Серапионовы братья! Я знаю, что у каждого из нас своя литературная судьба, «своя жена, свой дом и свой кусок земли», как писал покойный Лунц в трагедии «Бертран де Борн». Меня не привлекает, равным образом, идея остановить или пустить в обратную сторону время. История необратима… В этом месте, думается мне, вы перестанете меня слушать. Один из вас займется соседкой слева, другой засмеется над чем-то ему одному понятным, третий, боясь, что сейчас я скажу некорректное слово, будет, не слушая, готовить в уме что-нибудь вежливое и безразличное — чем можно безошибочно замять любой разговор, четвертый, скучая, посмотрит мимо меня холодными и мечтательными глазами. В дорогом меньшинстве будет только один — тот самый, что всегда интересовался историей. А в недорогом — еще один из нас, человек холодный и себялюбивый, чей глубокий талант и проницательный ум чужды теплоты и искренности, так же, как он сам, расставшись с нами, пожелал быть чуждым для нас.

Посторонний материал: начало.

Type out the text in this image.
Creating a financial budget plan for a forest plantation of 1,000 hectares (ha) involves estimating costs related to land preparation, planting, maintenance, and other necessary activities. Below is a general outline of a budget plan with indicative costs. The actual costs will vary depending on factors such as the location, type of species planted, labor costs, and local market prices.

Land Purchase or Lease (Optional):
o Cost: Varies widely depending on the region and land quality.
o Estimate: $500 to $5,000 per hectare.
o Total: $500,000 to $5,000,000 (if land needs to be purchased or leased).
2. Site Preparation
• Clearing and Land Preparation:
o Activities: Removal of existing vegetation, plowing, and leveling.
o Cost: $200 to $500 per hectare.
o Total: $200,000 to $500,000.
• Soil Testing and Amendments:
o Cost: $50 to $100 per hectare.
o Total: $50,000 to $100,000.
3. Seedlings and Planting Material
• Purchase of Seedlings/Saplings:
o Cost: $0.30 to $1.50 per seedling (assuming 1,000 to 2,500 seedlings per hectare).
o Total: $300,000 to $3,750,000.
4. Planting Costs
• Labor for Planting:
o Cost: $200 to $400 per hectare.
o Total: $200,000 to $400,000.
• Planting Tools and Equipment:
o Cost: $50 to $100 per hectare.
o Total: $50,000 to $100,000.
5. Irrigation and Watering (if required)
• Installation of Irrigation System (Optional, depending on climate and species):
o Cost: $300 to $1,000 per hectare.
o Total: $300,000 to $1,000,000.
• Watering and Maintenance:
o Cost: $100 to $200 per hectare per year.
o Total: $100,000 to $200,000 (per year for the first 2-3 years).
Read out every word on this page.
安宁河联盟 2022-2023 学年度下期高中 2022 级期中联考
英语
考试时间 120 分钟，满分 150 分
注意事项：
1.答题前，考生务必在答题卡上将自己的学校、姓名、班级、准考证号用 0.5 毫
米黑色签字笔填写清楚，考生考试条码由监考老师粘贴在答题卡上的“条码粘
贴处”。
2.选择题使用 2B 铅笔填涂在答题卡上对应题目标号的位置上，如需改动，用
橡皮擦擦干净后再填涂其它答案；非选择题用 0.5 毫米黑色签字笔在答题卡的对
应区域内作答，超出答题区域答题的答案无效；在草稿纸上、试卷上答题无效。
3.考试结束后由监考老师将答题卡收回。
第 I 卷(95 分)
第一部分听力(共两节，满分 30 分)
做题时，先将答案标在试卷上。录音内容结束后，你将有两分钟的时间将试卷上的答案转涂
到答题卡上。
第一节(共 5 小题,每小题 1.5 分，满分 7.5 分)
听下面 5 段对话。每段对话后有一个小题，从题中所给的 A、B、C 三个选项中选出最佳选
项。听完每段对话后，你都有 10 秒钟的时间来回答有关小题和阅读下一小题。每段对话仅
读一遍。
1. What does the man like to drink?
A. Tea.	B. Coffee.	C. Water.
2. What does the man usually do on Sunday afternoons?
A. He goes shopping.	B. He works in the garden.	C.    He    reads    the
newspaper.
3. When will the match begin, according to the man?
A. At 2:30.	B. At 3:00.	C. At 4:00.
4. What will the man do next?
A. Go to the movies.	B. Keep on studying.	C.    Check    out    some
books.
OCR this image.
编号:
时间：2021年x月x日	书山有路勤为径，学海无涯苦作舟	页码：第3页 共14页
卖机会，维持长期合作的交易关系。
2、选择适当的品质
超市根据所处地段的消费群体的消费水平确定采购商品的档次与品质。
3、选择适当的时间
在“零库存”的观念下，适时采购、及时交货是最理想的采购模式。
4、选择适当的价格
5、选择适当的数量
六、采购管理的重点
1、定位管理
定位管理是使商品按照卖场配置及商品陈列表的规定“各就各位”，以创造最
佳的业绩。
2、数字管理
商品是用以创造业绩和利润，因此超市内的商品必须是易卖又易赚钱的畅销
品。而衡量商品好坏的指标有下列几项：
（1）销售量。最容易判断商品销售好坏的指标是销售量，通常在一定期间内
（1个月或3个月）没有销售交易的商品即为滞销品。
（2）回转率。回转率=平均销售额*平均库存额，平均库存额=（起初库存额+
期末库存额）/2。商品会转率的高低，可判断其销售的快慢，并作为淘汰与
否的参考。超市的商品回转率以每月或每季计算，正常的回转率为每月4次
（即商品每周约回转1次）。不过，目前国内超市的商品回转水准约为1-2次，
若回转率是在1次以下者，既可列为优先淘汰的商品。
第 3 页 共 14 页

Итак, вы не слушаете меня, друзья!
Отлично, это развязывает мне руки… От имени Эрнеста Амадея Гофмана и нашей юности в Доме искусств я обвиняю:
1. Тебя, брат летописец, в том, что ты пренебрег своими обязанностями, не оставив ни одной записи о героическом периоде нашего Ордена. Еще в многословии, при котором не миновать греха.
2. Тебя, отец настоятель, в том, что ты не устранил своевременно причин, повлекших за собой гибель Ордена, не мирил ссорившихся, не обуздывал горделивых, не наказывал преступивших устав.
3. Тебя, брат виночерпий, в том смирении, которое паче гордости.
4. Тебя, сестра, в том, что ты незаконно воспользовалась упомянутой привилегией, дарованной Орденом только одному из нас.
5. Тебя, всеми уважаемый брат, в том, что верность Ордену ты заменил вежливостью, старым друзьям предпочитая новых и менее достойных.
6. Тебя, милый брат, не носивший, если не ошибаюсь, никакого прозвища, в том, что, охладев к Серапионовым братьям, ты перестал на них обижаться.